Shadow Robot Company, entreprise britannique spécialisée dans la manipulation dextre, est à nouveau sous les projecteurs avec la participation de son directeur Rich Walker au podcast Robot Talk (épisode 152). Rich Walker, présent dans la société bien avant sa formalisation en entreprise, a débuté en ingénierie logicielle et systèmes avant de basculer vers la direction. Il y pilote aujourd'hui les engagements de recherche, les projets de démonstration industrielle et le programme de politique publique de Shadow Robot.

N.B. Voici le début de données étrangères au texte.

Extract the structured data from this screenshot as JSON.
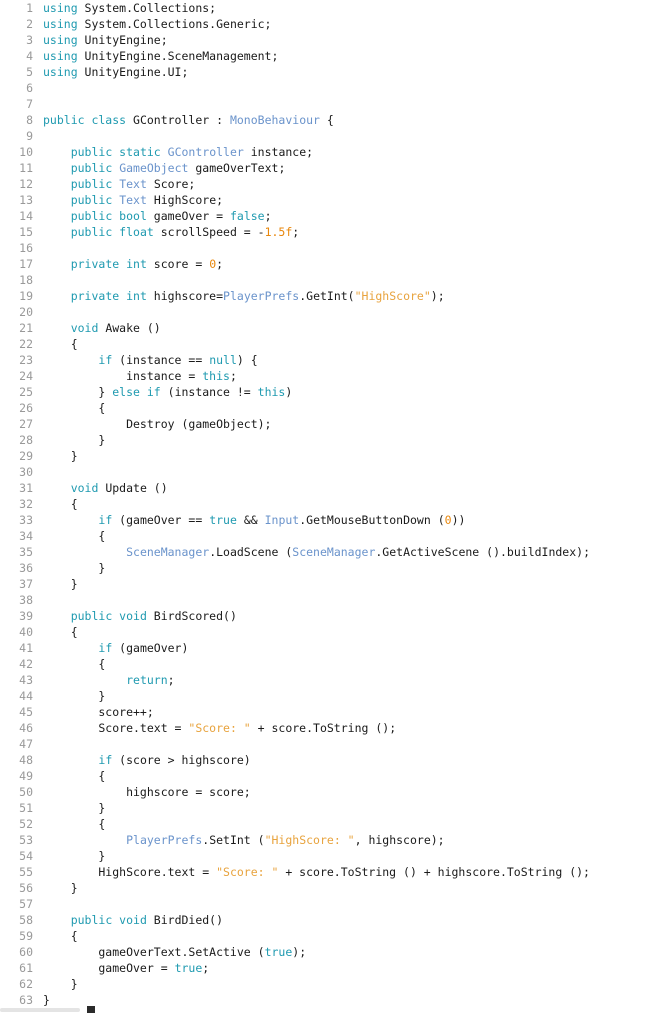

La dextérité robotique reste l'un des verrous techniques les plus durs du secteur : reproduire les 27 degrés de liberté de la main humaine avec la fiabilité et la force nécessaires à un usage industriel est un défi que peu d'acteurs ont résolu à l'échelle. Shadow Robot figure parmi les rares à proposer des mains robotiques commerciales pour la recherche et l'industrie, ce qui leur confère une position de référence dans les laboratoires internationaux et auprès d'intégrateurs cherchant à automatiser des tâches de manipulation fine. Walker siège également au conseil d'euRobotics, le lobby européen qui regroupe les PME du secteur, ce qui positionne Shadow Robot comme influenceur dans les politiques R&D européennes. Fondée à Londres, Shadow Robot a construit sa réputation sur des décennies de travail en manipulation humanoïde, bien avant que les humanoides complets ne dominent le débat. Dans un marché aujourd'hui concurrencé par des acteurs comme Agility Robotics, Figure ou Apptronik sur le segment des bras et effecteurs, Shadow Robot maintient un positionnement de niche à haute valeur technique. Cet épisode de podcast reste davantage un format de visibilité sectorielle qu'une annonce produit concrète.

UERich Walker siège au conseil d'euRobotics, positionnant Shadow Robot comme influenceur dans les politiques R&D européennes en manipulation dextre, mais sans annonce concrète impactant directement le marché FR/EU.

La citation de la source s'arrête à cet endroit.